TSMC appears to be the exclusive supplier of Apple’s custom iPhone SoC chip designs.
Digitimes reports that the foundry will begin manufacturing the A14 chip for this year’s iPhones in the second quarter. The new chip will be manufactured using TSMC’s new 5 nanometer production process, down from 7 nanometer fabrication seen in the A12 and A13.
The 2020 iPhone lineup is expected to be a refresh in terms of hardware, featuring a new iPhone-4 esque design, an OLED lineup with tweaked screen dimensions, a new 3D ToF sensor for the rear camera, and support for fast cellular data speeds with 5G.
Apple is expected to announce its new iPhone lineup in the fall.
TSMC is also rumored to have received orders from Apple for antenna modules with its InFO_AiP (antenna in package) technology. These modiles will be used in 5G mmWave iPnones.
As much as two thirds of TSMC's available 5nm process capacity will be utilized to make the next-generation iPhone chips, the Digitimes report said, citing sources at fab toolmakers.
TSMC has already moved 5nm process technology to risk production. HiSilicon is reportedly the other initial customer of TSMC's 5nm process.
TSMC's capital expenditure will rise to between $14 and $15 billion USD in 2020, which is significantly higher than 2019's $10-$11 billion expenditure. The increase consists largely of investments in expanding the company's output of 7nm products, as well as creating a large 5nm production capacity.
Currently, the huge demand for 7nm silicon stems largely from AMD, as TSMC is manufacturing for both AMD' Ryzen 3000 CPUs and Navi GPUs such as the RX 5700 and RX 5700 XT, all which are on the 7nm process. Apple also uses 7nm for the current iPhone 11, along with a heap of other customers.
2020 will see more products migrating to 7nm silicon, such as budget-friendly iPhone SE2 which will also be launched in 2020 with 7nm silicon.
Meanwhile, Samsung foundry has completed the development of a 5-nm FinFET process tech based on extreme ultraviolet technologies in April last year. And it is working on the next-generation nanometer process tech --the 3-nm gate-all-around process technology.
GAA is known as an architectural successor to the current FinFET technology, which enables chipmakers to push further the nanometer range for microchips.

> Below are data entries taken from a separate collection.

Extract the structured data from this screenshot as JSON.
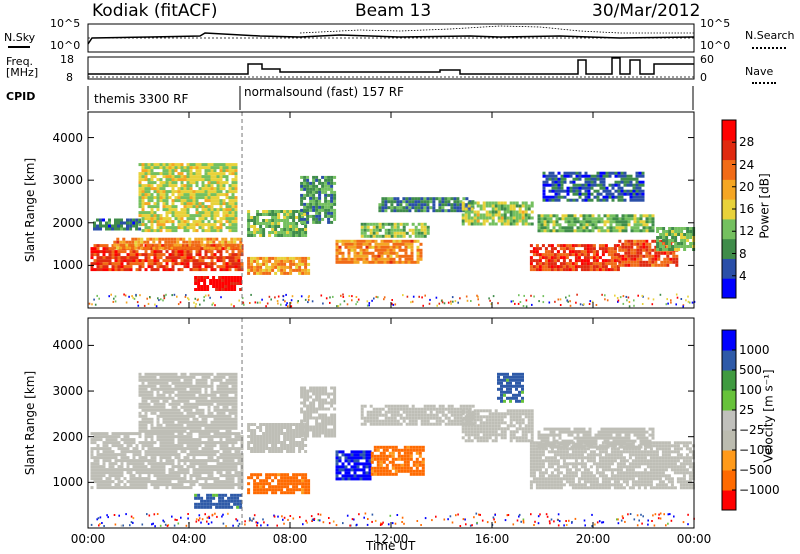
{
  "header": {
    "station": "Kodiak (fitACF)",
    "beam": "Beam 13",
    "date": "30/Mar/2012"
  },
  "top_panels": {
    "nsky_label": "N.Sky",
    "nsky_ticks": [
      "10^5",
      "10^0"
    ],
    "nsearch_label": "N.Search",
    "nsearch_ticks": [
      "10^5",
      "10^0"
    ],
    "freq_label": "Freq.",
    "freq_unit": "[MHz]",
    "freq_ticks": [
      "18",
      "8"
    ],
    "nave_label": "Nave",
    "nave_ticks": [
      "60",
      "0"
    ],
    "cpid_label": "CPID",
    "cpid_segments": [
      {
        "label": "themis 3300 RF",
        "start_hour": 0,
        "end_hour": 6.1
      },
      {
        "label": "normalsound (fast) 157 RF",
        "start_hour": 6.1,
        "end_hour": 24
      }
    ]
  },
  "colors": {
    "power_scale": [
      "#0000ff",
      "#2a4fa8",
      "#3f8c4a",
      "#74c05f",
      "#e8d23a",
      "#f5a623",
      "#f16b16",
      "#e02a10",
      "#ff0000"
    ],
    "velocity_scale": [
      "#ff0000",
      "#ff6a00",
      "#ff9a1a",
      "#bcbcb0",
      "#c0c0bc",
      "#67c23a",
      "#3f9a40",
      "#2e5aa8",
      "#0000ff"
    ],
    "ground_scatter": "#bebeb6"
  },
  "chart_data": [
    {
      "type": "heatmap",
      "ylabel": "Slant Range [km]",
      "y_ticks": [
        "1000",
        "2000",
        "3000",
        "4000"
      ],
      "ylim": [
        0,
        4600
      ],
      "x_ticks": [
        "00:00",
        "04:00",
        "08:00",
        "12:00",
        "16:00",
        "20:00",
        "00:00"
      ],
      "xlim": [
        0,
        24
      ],
      "colorbar_label": "Power [dB]",
      "colorbar_ticks": [
        "28",
        "24",
        "20",
        "16",
        "12",
        "8",
        "4"
      ],
      "colorbar_range": [
        0,
        32
      ],
      "regions": [
        {
          "t0": 0.1,
          "t1": 6.1,
          "r0": 900,
          "r1": 1500,
          "value": 26
        },
        {
          "t0": 1.0,
          "t1": 6.0,
          "r0": 1400,
          "r1": 1650,
          "value": 21
        },
        {
          "t0": 0.2,
          "t1": 2.0,
          "r0": 1850,
          "r1": 2100,
          "value": 7
        },
        {
          "t0": 2.0,
          "t1": 5.9,
          "r0": 1850,
          "r1": 3400,
          "value": 15
        },
        {
          "t0": 4.2,
          "t1": 6.1,
          "r0": 450,
          "r1": 750,
          "value": 31
        },
        {
          "t0": 6.3,
          "t1": 8.7,
          "r0": 800,
          "r1": 1200,
          "value": 20
        },
        {
          "t0": 6.3,
          "t1": 8.6,
          "r0": 1700,
          "r1": 2300,
          "value": 12
        },
        {
          "t0": 8.4,
          "t1": 9.8,
          "r0": 2000,
          "r1": 3100,
          "value": 9
        },
        {
          "t0": 9.8,
          "t1": 13.2,
          "r0": 1100,
          "r1": 1600,
          "value": 21
        },
        {
          "t0": 10.8,
          "t1": 13.5,
          "r0": 1700,
          "r1": 2000,
          "value": 13
        },
        {
          "t0": 11.5,
          "t1": 15.2,
          "r0": 2300,
          "r1": 2600,
          "value": 8
        },
        {
          "t0": 14.8,
          "t1": 17.6,
          "r0": 2000,
          "r1": 2500,
          "value": 14
        },
        {
          "t0": 17.5,
          "t1": 21.0,
          "r0": 900,
          "r1": 1500,
          "value": 26
        },
        {
          "t0": 21.0,
          "t1": 23.3,
          "r0": 1000,
          "r1": 1600,
          "value": 25
        },
        {
          "t0": 17.8,
          "t1": 22.4,
          "r0": 1800,
          "r1": 2200,
          "value": 12
        },
        {
          "t0": 22.5,
          "t1": 24.0,
          "r0": 1400,
          "r1": 1900,
          "value": 12
        },
        {
          "t0": 18.0,
          "t1": 22.0,
          "r0": 2500,
          "r1": 3200,
          "value": 6
        }
      ]
    },
    {
      "type": "heatmap",
      "ylabel": "Slant Range [km]",
      "y_ticks": [
        "1000",
        "2000",
        "3000",
        "4000"
      ],
      "ylim": [
        0,
        4600
      ],
      "x_ticks": [
        "00:00",
        "04:00",
        "08:00",
        "12:00",
        "16:00",
        "20:00",
        "00:00"
      ],
      "xlim": [
        0,
        24
      ],
      "xlabel": "Time UT",
      "colorbar_label": "Velocity [m s⁻¹]",
      "colorbar_ticks": [
        "1000",
        "500",
        "100",
        "25",
        "−25",
        "−100",
        "−500",
        "−1000"
      ],
      "regions": [
        {
          "t0": 0.1,
          "t1": 6.1,
          "r0": 900,
          "r1": 2100,
          "value": 0
        },
        {
          "t0": 2.0,
          "t1": 5.9,
          "r0": 2100,
          "r1": 3400,
          "value": 0
        },
        {
          "t0": 4.2,
          "t1": 6.1,
          "r0": 450,
          "r1": 750,
          "value": 150
        },
        {
          "t0": 6.3,
          "t1": 8.7,
          "r0": 800,
          "r1": 1200,
          "value": -150
        },
        {
          "t0": 6.3,
          "t1": 8.6,
          "r0": 1700,
          "r1": 2300,
          "value": 0
        },
        {
          "t0": 8.4,
          "t1": 9.8,
          "r0": 2000,
          "r1": 3100,
          "value": 0
        },
        {
          "t0": 9.8,
          "t1": 11.2,
          "r0": 1100,
          "r1": 1700,
          "value": 600
        },
        {
          "t0": 11.2,
          "t1": 13.3,
          "r0": 1200,
          "r1": 1800,
          "value": -150
        },
        {
          "t0": 10.8,
          "t1": 15.2,
          "r0": 2300,
          "r1": 2700,
          "value": 0
        },
        {
          "t0": 14.8,
          "t1": 17.6,
          "r0": 1900,
          "r1": 2600,
          "value": 0
        },
        {
          "t0": 16.2,
          "t1": 17.2,
          "r0": 2800,
          "r1": 3400,
          "value": 150
        },
        {
          "t0": 17.5,
          "t1": 24.0,
          "r0": 900,
          "r1": 1900,
          "value": 0
        },
        {
          "t0": 17.8,
          "t1": 22.4,
          "r0": 1800,
          "r1": 2200,
          "value": 0
        }
      ]
    }
  ]
}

Compared with the 5-nm process, the 3-nm GAA tech provides an increase of more than 35 percent in logic area efficiency with 50 percent lower power consumption and about 30 percent higher performance, according to Samsung.
Last year, Samsung announced a 133 trillion won ($111.85 billion) investment plan with the goal of becoming the world’s top maker of systems on chips by 2030.